El Presidente de Uruguay, José Mujica, fustigó a fines de 2010 lo que denominó “ultraizquierdismo”. Señaló que “desde posiciones de izquierda aparentemente contundentes colabora para el avance de la peor derecha, porque se piensa que con una sociedad radicalizada sus posiciones políticas prosperarán”, y cree que “cuanto peor le vaya a la suerte de la gente, mejor para su avance político (…) Es la historia del izquierdismo alemán que terminó abriendo la puerta a Hitler”.

Sostuvo se trataría de “gente que considera que su mayor enemigo es el Frente Amplio”, coalición de centro–izquierda en el Gobierno, pues su interés es “sacar de la escena política a la izquierda amortiguadora, a esta izquierda que quiere con bonhomía que el país marche, pues necesitan radicalización”. En el fondo, aseveró, reflejan “una enfermedad permanente de la izquierda: la presión de partidos ‘ultras’ que practican el infantilismo y que, a la larga, son una enorme colaboración estratégica con lo peor de la derecha”.

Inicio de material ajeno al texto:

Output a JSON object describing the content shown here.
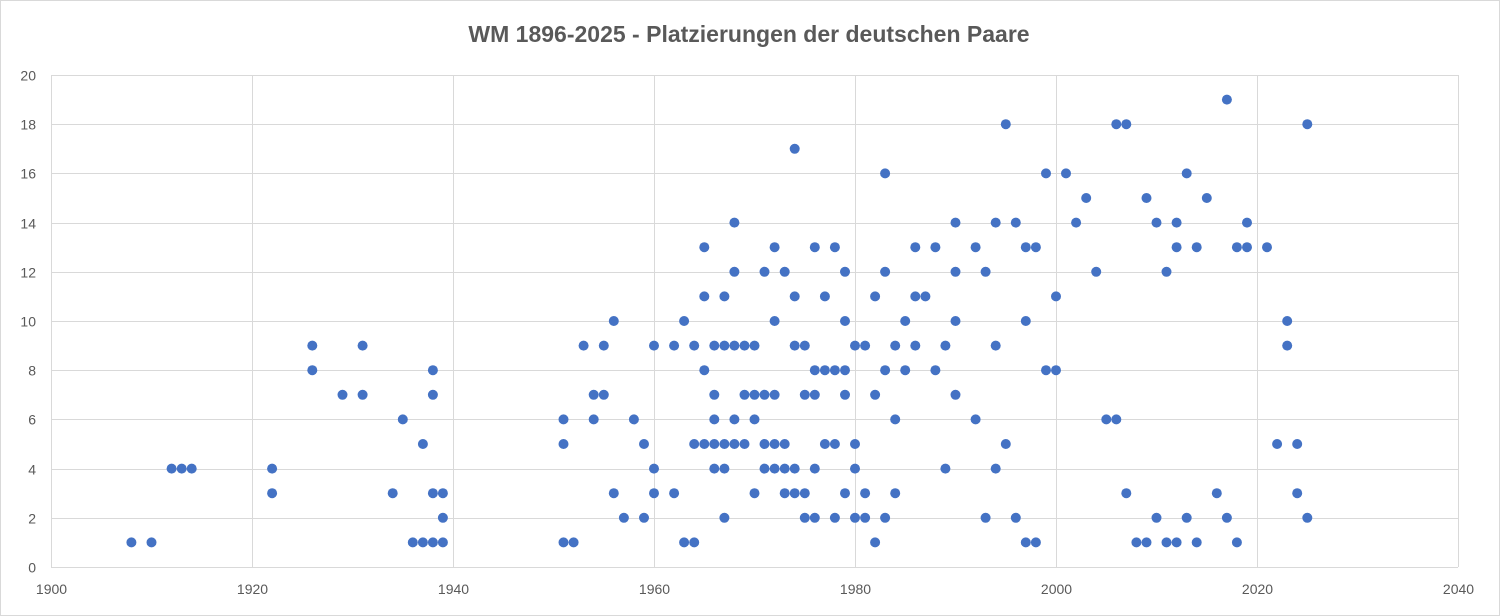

Un tiempo antes, el Presidente de la República Bolivariana de Venezuela, Hugo Chávez, cuestionó al “ultraizquierdismo” en su país. Dijo que son de “tendencia anárquica y eso le hace mucho daño a la revolución”, sobre todo considerando que “está en plena batalla con un enemigo que utiliza cualquier arma”.

En este contexto, Chávez pidió que se investigara y reflexionara “sobre el terrible daño que le hizo la ultraizquierda” al gobierno de Allende en Chile y aseveró que la misma fue “infiltrada por la CIA” y “sin darse cuenta, generaban eventos que le dieron la justificación a la derecha para hacer lo que hizo”.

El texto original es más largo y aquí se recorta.